Anthropic's June 12 statement said the US government, citing national security authorities, issued an export-control directive suspending access to Fable 5 and Mythos 5 by any foreign national, including foreign-national Anthropic employees inside the United States. Anthropic said the directive forced Anthropic to disable both models for all customers to ensure compliance. Anthropic also said the government did not provide specific details of the national security concern and that Anthropic understood the issue to involve a possible jailbreak of Fable 5.

Anthropic's response was unusually direct for a company that has built its public identity around AI safety. Anthropic said it had worked with the US government, the UK AI Security Institute, private third parties, and internal teams to red-team Fable's safeguards for thousands of hours before launch. Anthropic also said the capability demonstrated in the reported issue was available from other publicly available models, including OpenAI's GPT-5.5, and argued that applying the same standard across the industry would "essentially halt all new model deployments for all frontier model providers."

The dispute cuts into the founding story of Anthropic. Anthropic was founded in 2021 by Dario Amodei, Daniela Amodei, and other former OpenAI researchers who had worked on systems including GPT-3, scaling laws, interpretability, and learning from human feedback. Its original pitch was not that it would move faster than OpenAI, but that it would build more reliable, steerable, interpretable AI systems. The irony of the current fight is that the lab most identified with caution has become the test case for the government's most aggressive intervention into model access.

The Associated Press reported this week that an official said testing tied to Anthropic's Project Glasswing found vulnerabilities in classified US systems within hours.
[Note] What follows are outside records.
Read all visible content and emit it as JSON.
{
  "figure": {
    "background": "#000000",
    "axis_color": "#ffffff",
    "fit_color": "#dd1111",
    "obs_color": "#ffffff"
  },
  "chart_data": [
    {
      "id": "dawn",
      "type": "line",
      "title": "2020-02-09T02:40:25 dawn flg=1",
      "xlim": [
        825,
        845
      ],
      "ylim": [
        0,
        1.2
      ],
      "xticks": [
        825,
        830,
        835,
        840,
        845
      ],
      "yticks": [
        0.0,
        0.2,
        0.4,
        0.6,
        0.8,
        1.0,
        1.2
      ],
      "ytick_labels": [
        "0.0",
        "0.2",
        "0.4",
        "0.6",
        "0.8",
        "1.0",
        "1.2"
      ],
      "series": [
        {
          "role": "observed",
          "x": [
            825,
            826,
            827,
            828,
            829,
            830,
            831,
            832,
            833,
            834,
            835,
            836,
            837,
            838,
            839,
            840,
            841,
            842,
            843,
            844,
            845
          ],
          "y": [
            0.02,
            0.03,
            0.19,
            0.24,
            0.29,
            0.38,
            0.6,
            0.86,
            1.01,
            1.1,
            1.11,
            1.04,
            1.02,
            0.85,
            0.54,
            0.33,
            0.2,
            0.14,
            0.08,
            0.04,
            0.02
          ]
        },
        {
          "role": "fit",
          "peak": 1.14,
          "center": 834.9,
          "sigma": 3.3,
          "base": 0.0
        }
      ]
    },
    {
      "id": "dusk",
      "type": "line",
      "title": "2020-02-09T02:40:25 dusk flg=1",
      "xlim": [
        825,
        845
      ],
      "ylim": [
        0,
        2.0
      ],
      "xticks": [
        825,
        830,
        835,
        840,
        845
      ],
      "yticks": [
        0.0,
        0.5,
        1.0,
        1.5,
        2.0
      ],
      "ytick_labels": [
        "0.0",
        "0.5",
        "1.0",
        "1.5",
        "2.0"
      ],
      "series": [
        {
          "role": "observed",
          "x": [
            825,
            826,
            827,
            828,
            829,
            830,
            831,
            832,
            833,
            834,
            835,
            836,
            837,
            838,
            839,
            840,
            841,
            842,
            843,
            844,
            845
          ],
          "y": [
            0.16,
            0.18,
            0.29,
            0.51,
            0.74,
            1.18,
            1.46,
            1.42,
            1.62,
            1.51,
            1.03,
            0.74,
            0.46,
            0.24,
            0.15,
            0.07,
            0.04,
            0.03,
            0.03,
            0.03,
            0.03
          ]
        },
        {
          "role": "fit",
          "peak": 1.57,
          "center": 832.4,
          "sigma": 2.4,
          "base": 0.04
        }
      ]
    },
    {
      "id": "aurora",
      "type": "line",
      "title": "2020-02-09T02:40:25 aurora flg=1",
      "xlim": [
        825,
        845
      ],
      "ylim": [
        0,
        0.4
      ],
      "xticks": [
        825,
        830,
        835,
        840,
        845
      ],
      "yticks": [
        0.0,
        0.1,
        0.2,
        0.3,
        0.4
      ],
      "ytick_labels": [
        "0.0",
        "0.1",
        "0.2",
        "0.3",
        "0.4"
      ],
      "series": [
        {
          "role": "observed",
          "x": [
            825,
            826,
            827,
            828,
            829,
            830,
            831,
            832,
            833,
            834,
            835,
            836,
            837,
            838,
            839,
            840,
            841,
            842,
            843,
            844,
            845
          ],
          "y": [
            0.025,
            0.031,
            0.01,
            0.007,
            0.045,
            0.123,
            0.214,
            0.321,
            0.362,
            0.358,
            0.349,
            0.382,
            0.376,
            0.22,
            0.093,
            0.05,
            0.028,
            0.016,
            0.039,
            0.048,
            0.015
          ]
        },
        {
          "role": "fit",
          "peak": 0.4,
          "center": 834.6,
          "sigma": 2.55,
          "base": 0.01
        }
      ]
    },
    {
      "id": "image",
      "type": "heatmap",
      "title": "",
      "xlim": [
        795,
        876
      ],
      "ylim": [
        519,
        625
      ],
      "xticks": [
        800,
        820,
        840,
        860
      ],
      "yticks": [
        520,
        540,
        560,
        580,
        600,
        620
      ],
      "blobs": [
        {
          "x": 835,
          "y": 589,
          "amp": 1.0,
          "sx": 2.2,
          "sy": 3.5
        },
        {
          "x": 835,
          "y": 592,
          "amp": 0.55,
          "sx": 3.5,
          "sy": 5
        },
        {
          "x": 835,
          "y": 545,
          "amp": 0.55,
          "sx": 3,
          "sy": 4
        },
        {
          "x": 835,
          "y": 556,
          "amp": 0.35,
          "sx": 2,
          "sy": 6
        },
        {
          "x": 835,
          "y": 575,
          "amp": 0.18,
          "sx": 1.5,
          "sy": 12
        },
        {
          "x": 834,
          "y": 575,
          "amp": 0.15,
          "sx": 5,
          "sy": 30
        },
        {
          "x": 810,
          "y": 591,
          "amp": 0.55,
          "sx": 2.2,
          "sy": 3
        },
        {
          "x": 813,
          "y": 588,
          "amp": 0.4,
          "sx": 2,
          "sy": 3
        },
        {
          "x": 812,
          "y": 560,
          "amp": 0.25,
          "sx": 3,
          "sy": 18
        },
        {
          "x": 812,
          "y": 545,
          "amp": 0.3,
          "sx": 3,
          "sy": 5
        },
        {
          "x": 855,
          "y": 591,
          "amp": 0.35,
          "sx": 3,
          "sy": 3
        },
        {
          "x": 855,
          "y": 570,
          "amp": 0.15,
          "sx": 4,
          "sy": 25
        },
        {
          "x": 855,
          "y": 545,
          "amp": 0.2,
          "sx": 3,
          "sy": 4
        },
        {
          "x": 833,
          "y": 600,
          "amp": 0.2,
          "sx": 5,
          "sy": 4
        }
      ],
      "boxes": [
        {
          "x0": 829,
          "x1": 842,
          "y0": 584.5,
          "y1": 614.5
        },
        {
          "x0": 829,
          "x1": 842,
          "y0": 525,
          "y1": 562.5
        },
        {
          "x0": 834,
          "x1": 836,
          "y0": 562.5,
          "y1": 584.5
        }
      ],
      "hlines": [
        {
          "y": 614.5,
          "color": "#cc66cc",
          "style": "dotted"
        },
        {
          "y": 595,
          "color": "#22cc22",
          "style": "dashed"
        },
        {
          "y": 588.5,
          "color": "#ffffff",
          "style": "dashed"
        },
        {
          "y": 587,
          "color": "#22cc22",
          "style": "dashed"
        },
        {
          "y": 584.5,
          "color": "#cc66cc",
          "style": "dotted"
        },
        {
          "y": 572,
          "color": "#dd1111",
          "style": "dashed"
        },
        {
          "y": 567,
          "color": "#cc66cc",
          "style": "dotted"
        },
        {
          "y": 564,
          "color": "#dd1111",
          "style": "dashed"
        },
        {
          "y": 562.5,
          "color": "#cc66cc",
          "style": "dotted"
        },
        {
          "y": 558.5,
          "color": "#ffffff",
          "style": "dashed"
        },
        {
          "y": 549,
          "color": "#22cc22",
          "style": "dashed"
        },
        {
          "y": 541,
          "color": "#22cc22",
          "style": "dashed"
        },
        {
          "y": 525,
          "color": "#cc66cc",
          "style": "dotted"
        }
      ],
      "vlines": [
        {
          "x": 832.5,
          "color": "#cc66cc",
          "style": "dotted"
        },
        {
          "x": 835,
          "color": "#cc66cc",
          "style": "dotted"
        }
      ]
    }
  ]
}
The AP also reported that Sen. Mark Warner had referenced the testing at a June 11 Senate hearing, while a group of cybersecurity executives urged the administration to lift the directive, arguing that Mythos models were strong cyber-defense tools but not uniquely capable.

The OpenAI move shows how quickly the Anthropic action has become a precedent. The government did not need to publish a model-licensing rule to change launch behavior. It needed to show that access to a deployed model could be restricted after launch through national-security authorities. Once that happened, every frontier lab gained an incentive to secure government alignment before turning on broad access.

A CSIS analysis put the industry risk plainly: although the Anthropic export control applies only to Anthropic, the confusion around the Bureau of Industry and Security's authority creates uncertainty for the entire US AI industry. CSIS also argued that export controls are not a clear fit, by themselves, for concerns about how AI models are accessed and used, as opposed to the hardware and compute supply chain.

For OpenAI, the immediate calculation is straightforward. A small partner preview lets Altman keep GPT 5.6 moving while reducing the risk that OpenAI becomes the next White House target. For Anthropic, the calculation is harder. Anthropic already tried a restricted partner path with Mythos in April, according to The Information, and still ended up under export controls after Fable's wider release.

That is the new frontier-model launch playbook taking shape in Washington: pre-release government review, selected early customers, and access decisions made one customer at a time. It is not yet a licensing regime on paper. For companies shipping models with cyber capability, it is beginning to function like one.